Jangan terlalu memikirkan judul di atas. Kemungkinan besar apa yang dibicarakan dalam tulisan ini, jauh dari apa yang kerap ditautkan dengan kalimat menjadi judul. Lagi pula, tidak setiap saat penulis dwimingguan bisa berpikir dengan jernih.
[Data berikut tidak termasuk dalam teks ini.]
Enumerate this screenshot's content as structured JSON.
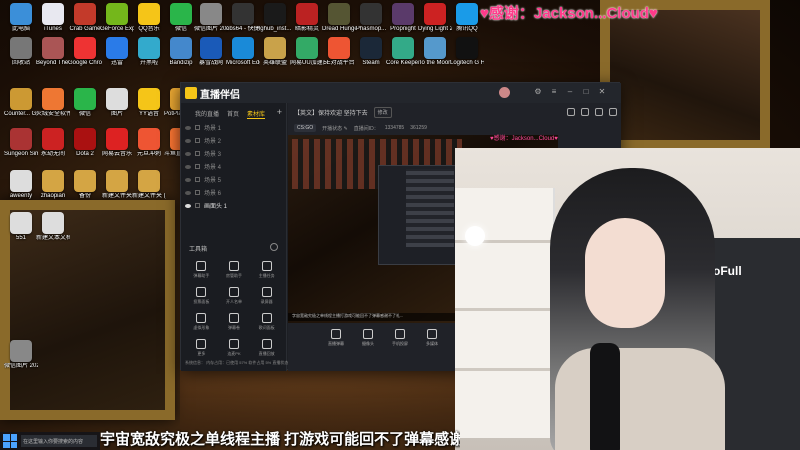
{
  "banner": {
    "thanks": "♥感谢：Jackson...Cloud♥",
    "thanks_mini": "♥感谢：Jackson...Cloud♥"
  },
  "desktop_icons": [
    {
      "label": "此电脑",
      "color": "#3b8fd9"
    },
    {
      "label": "iTunes",
      "color": "#e8e8f0"
    },
    {
      "label": "Crab Game",
      "color": "#c33a2a"
    },
    {
      "label": "GeForce Experience",
      "color": "#74b71b"
    },
    {
      "label": "QQ音乐",
      "color": "#f5c518"
    },
    {
      "label": "微信",
      "color": "#2ab54a"
    },
    {
      "label": "微信图片 2021111...",
      "color": "#888"
    },
    {
      "label": "obs64 - 快捷方式",
      "color": "#333"
    },
    {
      "label": "Ighub_inst...",
      "color": "#1a1a1a"
    },
    {
      "label": "暗影精灵",
      "color": "#b22"
    },
    {
      "label": "Dread Hunger",
      "color": "#553"
    },
    {
      "label": "Phasmop...",
      "color": "#333"
    },
    {
      "label": "Propnight",
      "color": "#5a3a6a"
    },
    {
      "label": "Dying Light 2",
      "color": "#c22"
    },
    {
      "label": "腾讯QQ",
      "color": "#1a9be8"
    },
    {
      "label": "回收站",
      "color": "#777"
    },
    {
      "label": "Beyond The Wire Sour...",
      "color": "#a55"
    },
    {
      "label": "Google Chrome",
      "color": "#e33"
    },
    {
      "label": "迅雷",
      "color": "#2a7be8"
    },
    {
      "label": "开黑啦",
      "color": "#3ac"
    },
    {
      "label": "Bandizip",
      "color": "#48c"
    },
    {
      "label": "暴雪战网",
      "color": "#1a5ab8"
    },
    {
      "label": "Microsoft Edge",
      "color": "#1a8ad8"
    },
    {
      "label": "英雄联盟",
      "color": "#c9a24a"
    },
    {
      "label": "网易UU加速器",
      "color": "#3a6"
    },
    {
      "label": "5E对战平台",
      "color": "#e53"
    },
    {
      "label": "Steam",
      "color": "#1b2838"
    },
    {
      "label": "Core Keeper 检...",
      "color": "#3a8"
    },
    {
      "label": "To the Moon",
      "color": "#59c"
    },
    {
      "label": "Logitech G HUB",
      "color": "#111"
    },
    {
      "label": "Counter... Global Off...",
      "color": "#c93"
    },
    {
      "label": "火绒安全软件",
      "color": "#e73"
    },
    {
      "label": "微信",
      "color": "#2ab54a"
    },
    {
      "label": "图片",
      "color": "#ddd"
    },
    {
      "label": "YY语音",
      "color": "#f5c518"
    },
    {
      "label": "PotPlayer 64 bit",
      "color": "#ea3"
    },
    {
      "label": "Sungeon Simulator 2",
      "color": "#a33"
    },
    {
      "label": "永劫无间",
      "color": "#c22"
    },
    {
      "label": "Dota 2",
      "color": "#a11"
    },
    {
      "label": "网易云音乐",
      "color": "#d22"
    },
    {
      "label": "元旦冲刺",
      "color": "#e53"
    },
    {
      "label": "斗鱼直播伴...",
      "color": "#f73"
    },
    {
      "label": "aweenty",
      "color": "#ddd"
    },
    {
      "label": "zhaopian",
      "color": "#d4a544"
    },
    {
      "label": "备份",
      "color": "#d4a544"
    },
    {
      "label": "新建文件夹",
      "color": "#d4a544"
    },
    {
      "label": "新建文件夹 (2)",
      "color": "#d4a544"
    },
    {
      "label": "551",
      "color": "#ddd"
    },
    {
      "label": "新建文本文档 (3)",
      "color": "#ddd"
    },
    {
      "label": "微信图片 202201...",
      "color": "#888"
    }
  ],
  "app": {
    "name": "直播伴侣",
    "sidebar_tabs": [
      "我的直播",
      "首页",
      "素材库"
    ],
    "active_tab_index": 2,
    "scenes": [
      "场景 1",
      "场景 2",
      "场景 3",
      "场景 4",
      "场景 5",
      "场景 6",
      "画面头 1"
    ],
    "active_scene_index": 6,
    "tools_title": "工具箱",
    "tools": [
      "弹幕助手",
      "房管助手",
      "主播任务",
      "投票面板",
      "开人名单",
      "录屏器",
      "虚拟形象",
      "弹幕卷",
      "歌词面板",
      "更多",
      "连麦PK",
      "直播回放"
    ],
    "footer": "系统信息：  内存占用：已使用 57% 软件占用 5%  直播状态",
    "header_title": "【英文】保持欢迎 坚持下去",
    "header_badge": "修改",
    "sub": {
      "game": "CS:GO",
      "status": "开播状态 ✎",
      "viewers_label": "直播间ID：",
      "viewers_value": "1334785",
      "likes_value": "361259"
    },
    "preview_caption": "字宙宽敌究极之单线程主播打游戏可能回不了弹幕感谢不了礼...",
    "actions": [
      "直播弹幕",
      "摄像头",
      "手机投屏",
      "多媒体"
    ]
  },
  "webcam": {
    "chair_brand": "oFull"
  },
  "caption": "宇宙宽敌究极之单线程主播 打游戏可能回不了弹幕感谢不了礼",
  "taskbar": {
    "search_placeholder": "在这里输入你要搜索的内容"
  }
}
Kalimat-kalimat indah, kata-kata menjanjikan, bertebaran di sekeliling kita. Yang saya maksudkan tentu bukan puisi, meski bisa jadi umbaran kali ini akan juga sedikit menyinggung puisi. Yang saya maksudkan adalah kata-kata yang muncul dalam, dari, dan oleh mereka-mereka yang mengurusi, mengatur, dan menentukan ‘hajat hidup orang banyak’ (entah apa alasannya, saya lebih suka dengan frasa yang panjang ini ketimbang ‘kepentingan publik’)—singkat kata, dalam perihal politik.
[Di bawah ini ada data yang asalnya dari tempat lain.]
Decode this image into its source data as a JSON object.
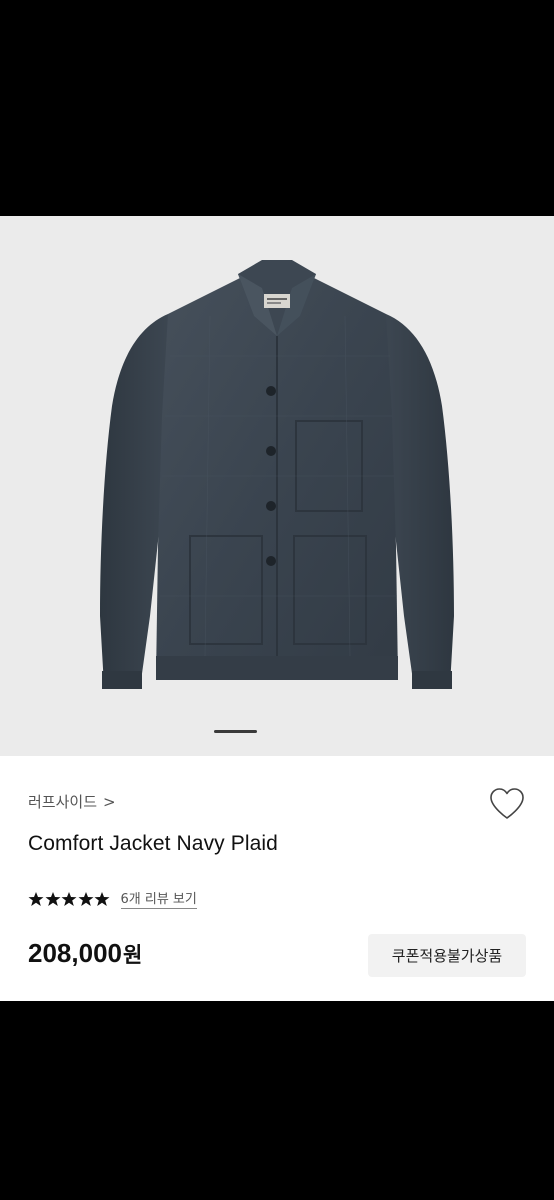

Sebut saja kata-kata dari Anas Ubaningrum bahwa jika ia korupsi silahkan digantung di Monas. Tentu, bukan Anas seorang yang melakukan hal ini. Dari SBY sampai, barangkali, ketua RT pun sama saja. Jargon-jargon, semboyan-semboyan, tagline di segala kantor pemerintahan, segala kabupaten dan kota di seluruh negeri pun berada dalam kenyataan serupa; indah nan menjanjikan terbaca dan terdengar tanpa isi dan fakta yang berarti. Di samping memang banyak juga di antaranya yang tidak masuk akal.
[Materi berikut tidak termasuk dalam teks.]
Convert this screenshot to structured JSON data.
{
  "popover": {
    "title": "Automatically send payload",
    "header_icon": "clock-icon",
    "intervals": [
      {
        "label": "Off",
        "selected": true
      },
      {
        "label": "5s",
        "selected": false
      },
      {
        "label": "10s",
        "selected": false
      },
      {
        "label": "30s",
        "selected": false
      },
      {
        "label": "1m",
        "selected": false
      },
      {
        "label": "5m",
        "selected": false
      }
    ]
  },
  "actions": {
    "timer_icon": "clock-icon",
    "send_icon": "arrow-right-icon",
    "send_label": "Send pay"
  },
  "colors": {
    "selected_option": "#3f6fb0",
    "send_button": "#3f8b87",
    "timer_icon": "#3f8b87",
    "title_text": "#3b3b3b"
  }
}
Menghadapi kenyataan ini, kerapnya kita menyematkan dua tuntutan; hilangnya moralitas dan kejujuran pada para politisi serta pemerintah yang hanya bermanis di bibir dan berkonsentrasi pada citraan-citraan. Dua tuduhan itu barangkali memang ada benarnya, namun umbaran kali ini tidak mau berpusing ria dengannya.

***

Bahasa lumrah dianggap sebagai ekspresi dari sesuatu yang dirujuk atau dipikirkan. Ia bukan sebuah bunyi tanpa fakta tertentu. Bahkan sebuah bunyi apa pun, ia tentu punya rujukan entah dalam rupa makna, entah dalam rupa sumber dari bunyinya. Ketika mendengarkan bunyi ‘ting’ kita barangkali bisa berpikir tentang sebuah gelas yang diketuk dengan sendok atau bisa juga membayangkan panggilan konsumen restoran kepada pelayan. Membicarakan hal ini pun sesungguhnya bagian dari linguistik dan juga filsafat bahasa. Kita, dalam tulisan ini, tidak akan juga berpusing-pusing di kedua wilayah itu (penulis bisa memberikan rujukan yang lebih bertanggung jawab untuk kedua hal itu).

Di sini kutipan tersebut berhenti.